La présidente du Front nationalMarine le pen, a promis lundi 9 janvier une hausse de 200 euros net "sur tous les salaires" allant jusqu'à 1,4 fois le smic, grâce à la prise en charge par l'Etat du même montant de cotisations salariales. La candidate du FN à l'Elysée était interrogée par un auditeur de RMC sur la première "mesure sociale" qu'elle prendrait si elle était élue à l'Elysée.

 

Article du blog de Gérard Filloche

Non, un salarié payé au Smic ne percevra pas 500 euros de plus par an !

Le  « pacte de responsabilité » annoncé par Manuel Valls devrait s’accompagner, pour équilibrer les 15 milliards d’euros supplémentaires de cadeaux au patronat d’un « pacte de solidarité » de 5 milliards en faveur des salariés.

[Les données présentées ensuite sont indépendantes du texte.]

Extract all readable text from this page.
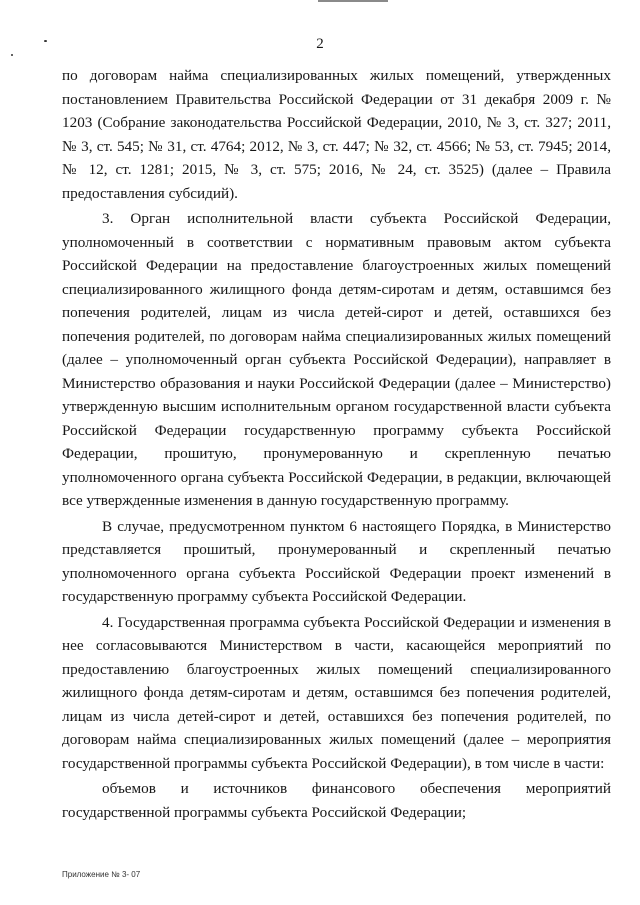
2

по договорам найма специализированных жилых помещений, утвержденных постановлением Правительства Российской Федерации от 31 декабря 2009 г. № 1203 (Собрание законодательства Российской Федерации, 2010, № 3, ст. 327; 2011, № 3, ст. 545; № 31, ст. 4764; 2012, № 3, ст. 447; № 32, ст. 4566; № 53, ст. 7945; 2014, № 12, ст. 1281; 2015, № 3, ст. 575; 2016, № 24, ст. 3525) (далее – Правила предоставления субсидий).

3. Орган исполнительной власти субъекта Российской Федерации, уполномоченный в соответствии с нормативным правовым актом субъекта Российской Федерации на предоставление благоустроенных жилых помещений специализированного жилищного фонда детям-сиротам и детям, оставшимся без попечения родителей, лицам из числа детей-сирот и детей, оставшихся без попечения родителей, по договорам найма специализированных жилых помещений (далее – уполномоченный орган субъекта Российской Федерации), направляет в Министерство образования и науки Российской Федерации (далее – Министерство) утвержденную высшим исполнительным органом государственной власти субъекта Российской Федерации государственную программу субъекта Российской Федерации, прошитую, пронумерованную и скрепленную печатью уполномоченного органа субъекта Российской Федерации, в редакции, включающей все утвержденные изменения в данную государственную программу.

В случае, предусмотренном пунктом 6 настоящего Порядка, в Министерство представляется прошитый, пронумерованный и скрепленный печатью уполномоченного органа субъекта Российской Федерации проект изменений в государственную программу субъекта Российской Федерации.

4. Государственная программа субъекта Российской Федерации и изменения в нее согласовываются Министерством в части, касающейся мероприятий по предоставлению благоустроенных жилых помещений специализированного жилищного фонда детям-сиротам и детям, оставшимся без попечения родителей, лицам из числа детей-сирот и детей, оставшихся без попечения родителей, по договорам найма специализированных жилых помещений (далее – мероприятия государственной программы субъекта Российской Федерации), в том числе в части:

объемов и источников финансового обеспечения мероприятий государственной программы субъекта Российской Федерации;

Приложение № 3- 07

La disproportion est déjà manifeste car, si l’on ajoute les 20 milliards d’euros annuels de cadeaux au patronat, sans la moindre contrepartie en termes d’emplois, c’est 35 milliards d’euros que percevra le patronat. 5 milliards d’euros, cela ferait 7 fois moins.

Mais surtout, ce qui est accorde de la main gauche, est retire de la main droite. Il s’agit d’un simple tour de passe-passe. Le patronat n’aura pas à financer quoi que ce soit, ce sont les salariés qui financeront l’augmentation de leur salaire net en voyant diminuer leur salaire indirect, les cotisations sociales.

Quel sera le résultat de ce tour de bonneteau ?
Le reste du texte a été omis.